Managing Bipolar Treatment With Comorbidities
The key to treating bipolar disorder with comorbidities is to try different approaches or medications until you find the combination that works for you.
- ADHD. Behavioral treatments for ADHD are useful alternatives to drug treatments, because someone with bipolar disorder should avoid using stimulants whenever possible. “Usually, the rule of thumb is to control the bipolarity first and then address the ADHD,” Rakofsky says. That approach also helps determine whether the symptoms are a combination of ADHD and bipolar disorder or are just part of the manic phase of bipolar disorder.
- Anxiety disorders. Alternatives to antidepressants can include psychotherapy and medications such as benzodiazepines or novel anticonvulsants that have been shown to be effective in treating anxiety.
- Substance disorders. There are dual-diagnosis recovery programs that treat both bipolar disorder and substance disorders, and Rakofsky stresses that it is vital to address both conditions at the same time.

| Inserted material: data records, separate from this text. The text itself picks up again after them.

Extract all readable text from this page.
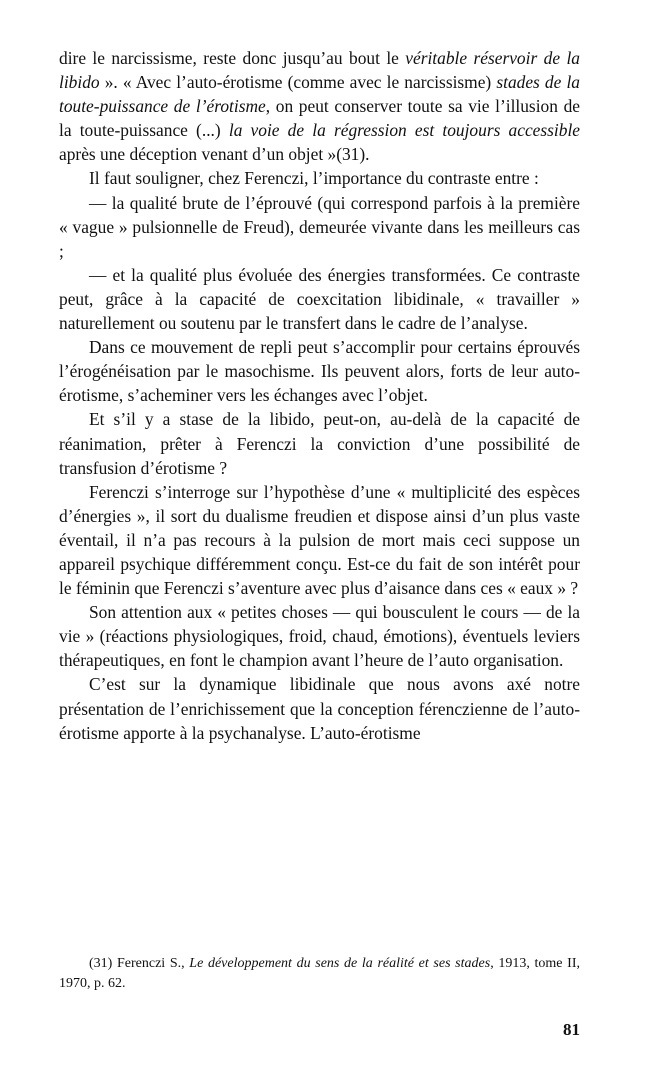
dire le narcissisme, reste donc jusqu’au bout le véritable réservoir de la libido ». « Avec l’auto-érotisme (comme avec le narcissisme) stades de la toute-puissance de l’érotisme, on peut conserver toute sa vie l’illusion de la toute-puissance (...) la voie de la régression est toujours accessible après une déception venant d’un objet »(31).

Il faut souligner, chez Ferenczi, l’importance du contraste entre :

— la qualité brute de l’éprouvé (qui correspond parfois à la première « vague » pulsionnelle de Freud), demeurée vivante dans les meilleurs cas ;

— et la qualité plus évoluée des énergies transformées. Ce contraste peut, grâce à la capacité de coexcitation libidinale, « travailler » naturellement ou soutenu par le transfert dans le cadre de l’analyse.

Dans ce mouvement de repli peut s’accomplir pour certains éprouvés l’érogénéisation par le masochisme. Ils peuvent alors, forts de leur auto-érotisme, s’acheminer vers les échanges avec l’objet.

Et s’il y a stase de la libido, peut-on, au-delà de la capacité de réanimation, prêter à Ferenczi la conviction d’une possibilité de transfusion d’érotisme ?

Ferenczi s’interroge sur l’hypothèse d’une « multiplicité des espèces d’énergies », il sort du dualisme freudien et dispose ainsi d’un plus vaste éventail, il n’a pas recours à la pulsion de mort mais ceci suppose un appareil psychique différemment conçu. Est-ce du fait de son intérêt pour le féminin que Ferenczi s’aventure avec plus d’aisance dans ces « eaux » ?

Son attention aux « petites choses — qui bousculent le cours — de la vie » (réactions physiologiques, froid, chaud, émotions), éventuels leviers thérapeutiques, en font le champion avant l’heure de l’auto organisation.

C’est sur la dynamique libidinale que nous avons axé notre présentation de l’enrichissement que la conception férenczienne de l’auto-érotisme apporte à la psychanalyse. L’auto-érotisme

(31) Ferenczi S., Le développement du sens de la réalité et ses stades, 1913, tome II, 1970, p. 62.

81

- Obesity and metabolic syndrome. Doctors routinely monitor weight gain and cholesterol changes in patients with bipolar disorder and make “appropriate medication changes when it makes sense,” says Rakofsky. He also informs his patients that medications may cause weight gain, and reviews the importance of healthy eating habits and exercise.
Comorbidities are a factor of bipolar disorder for a lot of people, and they can make the condition more difficult to treat. But with vigilance and persistence on the part of doctors and patients alike, bipolar disorder and its comorbid conditions can be effectively managed.